A photo of Dana Norris

Graduate Teaching Fellow

Department of Sociology, Social Policy and Criminology

dana.norris@liverpool.ac.uk

Biography

Dana completed a BA (Hons) in Criminology at Coventry University before completing an MRes in Criminological Research at the University of Liverpool. Her MRes dissertation drew on qualitative research with frontline workers from various sectors to understand their experiences of responding to the COVID-19 pandemic, with a specific focus on the gendered dimensions of these experiences. Dana has also been a researcher on a project that investigated deaths in psychiatric detention in England and Wales, in addition to previously researching and co-authoring journal articles about police-related deaths in the United States. She became a Graduate Teaching Fellow in the department in 2022.

Research

Dana’s PhD research focuses on interagency responses to violence against women. It aims to better understand the process of Multi-Agency Risk Assessment Conferences (MARACs) from the perspectives of both MARAC representatives and service users.

Thesis title

Working title: 'Everybody’s business?: Exploring the ‘black box’ of Multi-Agency Risk Assessment Conferences (MARACs)'

Supervisors

Publications

  • Baker, D., Norris, D., Newman, L., and Cherneva, V. (2023) ‘Organisational learning, or organised irresponsibility?
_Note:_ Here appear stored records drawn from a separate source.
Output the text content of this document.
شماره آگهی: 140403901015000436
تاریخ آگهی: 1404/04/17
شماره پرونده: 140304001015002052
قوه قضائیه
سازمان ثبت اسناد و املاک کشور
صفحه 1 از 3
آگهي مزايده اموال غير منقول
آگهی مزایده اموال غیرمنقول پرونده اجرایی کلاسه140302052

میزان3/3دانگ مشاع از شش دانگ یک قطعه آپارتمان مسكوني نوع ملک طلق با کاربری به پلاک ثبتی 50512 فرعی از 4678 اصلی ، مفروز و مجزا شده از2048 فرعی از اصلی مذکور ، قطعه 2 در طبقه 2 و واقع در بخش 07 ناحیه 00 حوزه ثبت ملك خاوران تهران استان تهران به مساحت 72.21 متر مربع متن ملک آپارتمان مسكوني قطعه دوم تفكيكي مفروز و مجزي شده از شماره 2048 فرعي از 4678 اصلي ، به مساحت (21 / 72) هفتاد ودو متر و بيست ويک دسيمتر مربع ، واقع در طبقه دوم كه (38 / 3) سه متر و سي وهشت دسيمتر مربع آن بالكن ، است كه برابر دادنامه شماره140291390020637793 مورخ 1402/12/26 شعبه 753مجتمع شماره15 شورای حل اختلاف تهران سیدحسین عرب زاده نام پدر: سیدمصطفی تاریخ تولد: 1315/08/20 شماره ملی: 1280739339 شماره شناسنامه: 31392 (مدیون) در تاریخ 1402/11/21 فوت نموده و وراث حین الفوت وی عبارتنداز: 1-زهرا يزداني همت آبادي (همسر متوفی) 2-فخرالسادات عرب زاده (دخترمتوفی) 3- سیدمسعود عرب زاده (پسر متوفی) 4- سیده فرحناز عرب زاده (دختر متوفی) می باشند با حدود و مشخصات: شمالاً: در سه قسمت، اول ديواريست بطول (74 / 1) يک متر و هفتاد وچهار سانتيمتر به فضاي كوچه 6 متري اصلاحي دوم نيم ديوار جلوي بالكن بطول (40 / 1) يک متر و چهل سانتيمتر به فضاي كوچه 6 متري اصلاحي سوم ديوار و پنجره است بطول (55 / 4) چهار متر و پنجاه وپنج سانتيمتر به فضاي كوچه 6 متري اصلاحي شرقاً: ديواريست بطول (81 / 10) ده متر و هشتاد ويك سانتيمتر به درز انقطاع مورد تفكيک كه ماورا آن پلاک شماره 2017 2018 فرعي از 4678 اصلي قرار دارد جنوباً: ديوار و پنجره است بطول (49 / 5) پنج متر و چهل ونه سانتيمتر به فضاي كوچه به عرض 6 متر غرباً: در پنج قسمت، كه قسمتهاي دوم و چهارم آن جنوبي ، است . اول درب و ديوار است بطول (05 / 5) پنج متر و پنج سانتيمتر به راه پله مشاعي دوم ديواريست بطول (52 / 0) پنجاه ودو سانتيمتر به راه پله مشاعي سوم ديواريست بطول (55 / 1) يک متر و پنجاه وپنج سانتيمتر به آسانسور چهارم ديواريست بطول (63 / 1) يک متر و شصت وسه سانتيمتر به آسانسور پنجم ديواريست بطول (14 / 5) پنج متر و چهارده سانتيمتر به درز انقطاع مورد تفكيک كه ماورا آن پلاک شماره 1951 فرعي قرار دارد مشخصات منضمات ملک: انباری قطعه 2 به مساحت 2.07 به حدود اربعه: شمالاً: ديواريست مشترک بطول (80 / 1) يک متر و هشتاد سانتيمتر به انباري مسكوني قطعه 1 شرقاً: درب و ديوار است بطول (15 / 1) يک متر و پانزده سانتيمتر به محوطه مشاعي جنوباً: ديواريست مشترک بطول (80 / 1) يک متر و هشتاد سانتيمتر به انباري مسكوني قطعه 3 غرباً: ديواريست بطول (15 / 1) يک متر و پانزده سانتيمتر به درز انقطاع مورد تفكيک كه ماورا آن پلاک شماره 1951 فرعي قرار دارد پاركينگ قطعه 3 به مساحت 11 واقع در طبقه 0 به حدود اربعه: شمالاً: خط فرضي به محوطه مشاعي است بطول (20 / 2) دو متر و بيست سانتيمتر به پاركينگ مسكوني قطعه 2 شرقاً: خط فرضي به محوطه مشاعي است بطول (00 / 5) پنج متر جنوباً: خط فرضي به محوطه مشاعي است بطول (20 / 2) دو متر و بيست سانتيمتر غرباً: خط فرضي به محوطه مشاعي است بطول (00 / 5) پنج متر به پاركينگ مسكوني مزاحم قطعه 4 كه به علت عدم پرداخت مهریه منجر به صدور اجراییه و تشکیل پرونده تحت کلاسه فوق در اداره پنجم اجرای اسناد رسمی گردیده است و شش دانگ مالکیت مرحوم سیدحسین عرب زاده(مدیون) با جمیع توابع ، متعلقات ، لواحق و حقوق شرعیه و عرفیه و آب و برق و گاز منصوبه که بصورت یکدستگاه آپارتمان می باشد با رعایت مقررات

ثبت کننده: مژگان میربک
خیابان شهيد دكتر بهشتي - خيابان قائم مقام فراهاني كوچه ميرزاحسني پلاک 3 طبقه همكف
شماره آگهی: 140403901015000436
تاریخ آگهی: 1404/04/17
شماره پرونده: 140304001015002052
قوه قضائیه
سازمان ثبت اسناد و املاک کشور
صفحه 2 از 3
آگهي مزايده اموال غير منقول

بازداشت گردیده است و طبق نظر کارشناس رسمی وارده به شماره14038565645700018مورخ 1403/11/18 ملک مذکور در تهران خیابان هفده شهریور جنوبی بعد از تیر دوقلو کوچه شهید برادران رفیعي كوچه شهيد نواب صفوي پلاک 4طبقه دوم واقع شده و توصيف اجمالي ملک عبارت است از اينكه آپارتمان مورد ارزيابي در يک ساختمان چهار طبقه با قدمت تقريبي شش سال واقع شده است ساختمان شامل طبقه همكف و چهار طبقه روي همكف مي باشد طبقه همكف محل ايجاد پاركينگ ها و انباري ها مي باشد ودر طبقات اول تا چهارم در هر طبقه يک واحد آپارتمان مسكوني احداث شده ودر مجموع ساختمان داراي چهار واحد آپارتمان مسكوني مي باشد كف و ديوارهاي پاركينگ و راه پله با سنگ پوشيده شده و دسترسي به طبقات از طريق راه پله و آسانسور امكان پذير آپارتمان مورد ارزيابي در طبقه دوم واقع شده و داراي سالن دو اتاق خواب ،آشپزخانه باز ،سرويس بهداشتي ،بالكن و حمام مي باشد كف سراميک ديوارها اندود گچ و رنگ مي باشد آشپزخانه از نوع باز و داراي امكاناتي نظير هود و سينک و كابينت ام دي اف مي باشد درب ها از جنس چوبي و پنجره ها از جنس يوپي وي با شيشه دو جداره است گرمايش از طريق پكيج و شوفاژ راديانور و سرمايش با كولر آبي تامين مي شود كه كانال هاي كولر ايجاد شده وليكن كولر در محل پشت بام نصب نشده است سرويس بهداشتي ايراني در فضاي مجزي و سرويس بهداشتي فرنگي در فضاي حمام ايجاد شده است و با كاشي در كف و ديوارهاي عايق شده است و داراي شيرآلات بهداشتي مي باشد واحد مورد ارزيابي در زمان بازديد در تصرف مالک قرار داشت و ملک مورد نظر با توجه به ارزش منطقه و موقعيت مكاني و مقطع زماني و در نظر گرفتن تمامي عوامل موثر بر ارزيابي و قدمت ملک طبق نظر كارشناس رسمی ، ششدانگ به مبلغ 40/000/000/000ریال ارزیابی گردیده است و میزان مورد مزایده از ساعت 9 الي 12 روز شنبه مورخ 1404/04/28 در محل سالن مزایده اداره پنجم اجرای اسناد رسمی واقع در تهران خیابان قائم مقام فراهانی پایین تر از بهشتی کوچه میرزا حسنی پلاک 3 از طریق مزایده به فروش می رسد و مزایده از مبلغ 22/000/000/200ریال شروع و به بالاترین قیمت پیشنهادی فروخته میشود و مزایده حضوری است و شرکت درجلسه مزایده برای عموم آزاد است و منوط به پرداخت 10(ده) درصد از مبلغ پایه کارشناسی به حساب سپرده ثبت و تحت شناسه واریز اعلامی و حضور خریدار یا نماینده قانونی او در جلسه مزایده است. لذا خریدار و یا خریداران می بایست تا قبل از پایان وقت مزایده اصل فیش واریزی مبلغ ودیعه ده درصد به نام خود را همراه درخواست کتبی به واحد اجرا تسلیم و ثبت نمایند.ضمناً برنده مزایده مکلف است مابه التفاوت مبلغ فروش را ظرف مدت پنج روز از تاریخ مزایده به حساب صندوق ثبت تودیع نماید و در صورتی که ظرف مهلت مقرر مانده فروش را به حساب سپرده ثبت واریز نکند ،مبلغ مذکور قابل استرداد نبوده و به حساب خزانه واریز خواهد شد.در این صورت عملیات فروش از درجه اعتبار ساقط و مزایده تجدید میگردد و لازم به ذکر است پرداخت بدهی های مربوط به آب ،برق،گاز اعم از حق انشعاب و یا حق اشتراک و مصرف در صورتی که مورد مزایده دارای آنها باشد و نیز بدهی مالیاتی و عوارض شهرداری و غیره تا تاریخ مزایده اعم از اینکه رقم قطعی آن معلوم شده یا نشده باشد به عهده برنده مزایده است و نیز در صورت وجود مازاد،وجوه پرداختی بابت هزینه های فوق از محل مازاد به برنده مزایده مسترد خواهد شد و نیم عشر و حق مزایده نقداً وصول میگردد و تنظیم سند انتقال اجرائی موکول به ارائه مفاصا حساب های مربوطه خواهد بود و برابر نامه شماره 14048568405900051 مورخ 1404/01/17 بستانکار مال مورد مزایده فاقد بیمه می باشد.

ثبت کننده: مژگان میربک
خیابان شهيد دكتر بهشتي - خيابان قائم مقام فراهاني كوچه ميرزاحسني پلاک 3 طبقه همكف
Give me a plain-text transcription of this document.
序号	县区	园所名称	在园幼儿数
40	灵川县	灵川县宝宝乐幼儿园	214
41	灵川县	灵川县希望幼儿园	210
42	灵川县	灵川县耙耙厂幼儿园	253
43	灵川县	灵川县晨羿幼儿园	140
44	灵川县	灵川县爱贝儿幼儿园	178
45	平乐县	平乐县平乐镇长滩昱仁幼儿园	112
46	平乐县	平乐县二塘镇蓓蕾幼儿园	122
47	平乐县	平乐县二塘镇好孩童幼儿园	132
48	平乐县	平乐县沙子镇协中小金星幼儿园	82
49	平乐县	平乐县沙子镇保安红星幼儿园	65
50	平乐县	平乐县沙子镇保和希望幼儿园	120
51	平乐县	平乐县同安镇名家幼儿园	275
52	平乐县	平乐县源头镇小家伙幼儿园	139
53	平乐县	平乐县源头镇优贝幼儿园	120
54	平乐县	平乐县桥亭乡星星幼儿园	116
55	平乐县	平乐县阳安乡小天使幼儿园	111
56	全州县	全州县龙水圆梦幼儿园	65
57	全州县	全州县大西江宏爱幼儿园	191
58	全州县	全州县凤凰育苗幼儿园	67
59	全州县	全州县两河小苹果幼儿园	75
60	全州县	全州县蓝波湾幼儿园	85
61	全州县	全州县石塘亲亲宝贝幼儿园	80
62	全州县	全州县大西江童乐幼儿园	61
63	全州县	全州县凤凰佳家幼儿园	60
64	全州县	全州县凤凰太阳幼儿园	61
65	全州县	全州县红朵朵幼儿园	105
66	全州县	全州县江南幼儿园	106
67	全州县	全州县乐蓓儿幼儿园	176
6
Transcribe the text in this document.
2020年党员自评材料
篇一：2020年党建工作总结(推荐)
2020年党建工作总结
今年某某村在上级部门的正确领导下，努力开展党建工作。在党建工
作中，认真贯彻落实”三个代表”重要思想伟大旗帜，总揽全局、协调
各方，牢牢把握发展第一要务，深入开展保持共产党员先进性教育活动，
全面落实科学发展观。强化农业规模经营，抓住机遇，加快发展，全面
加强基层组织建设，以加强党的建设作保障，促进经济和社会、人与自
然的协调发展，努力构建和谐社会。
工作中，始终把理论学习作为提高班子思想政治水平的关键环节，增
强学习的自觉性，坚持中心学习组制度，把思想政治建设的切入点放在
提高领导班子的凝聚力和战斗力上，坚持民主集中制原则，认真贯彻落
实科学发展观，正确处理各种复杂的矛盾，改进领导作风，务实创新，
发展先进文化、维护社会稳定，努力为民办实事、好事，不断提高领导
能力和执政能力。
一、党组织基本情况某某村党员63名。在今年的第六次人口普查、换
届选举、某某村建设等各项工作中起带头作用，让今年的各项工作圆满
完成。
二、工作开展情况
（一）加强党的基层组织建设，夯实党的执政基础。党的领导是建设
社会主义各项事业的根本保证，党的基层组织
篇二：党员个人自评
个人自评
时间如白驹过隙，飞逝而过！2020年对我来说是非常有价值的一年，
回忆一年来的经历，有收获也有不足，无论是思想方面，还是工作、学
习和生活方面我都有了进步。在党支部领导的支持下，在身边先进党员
Risk, opacity and lesson learning about mental health related deaths’, Health, Risk & Society, DOI: 10.1080/13698575.2023.2201292
  • Baker, D. and Norris, D. (2021) ‘Policing societies with firearms: evaluating the US and England and Wales.’ In Poole, H. and Sneddon, S. (eds) Firearms: Global perspectives on consequences, crime and control. Abingdon: Taylor and Francis, pp. 209-221.
  • Baker, D. and Norris, D. (2020) ‘Families’ Experiences of Deaths After Police Contact in the United States: Perceptions of Justice and Injustice’, International Criminal Justice Review, pp. 1-15.
  • Baker, D., Norris, D., and Cherneva, V. (2019) ‘Disenfranchised Grief and Families’ Experiences of Death After Police Contact in the United States’, OMEGA - Journal of Death and Dying, pp. 1-18.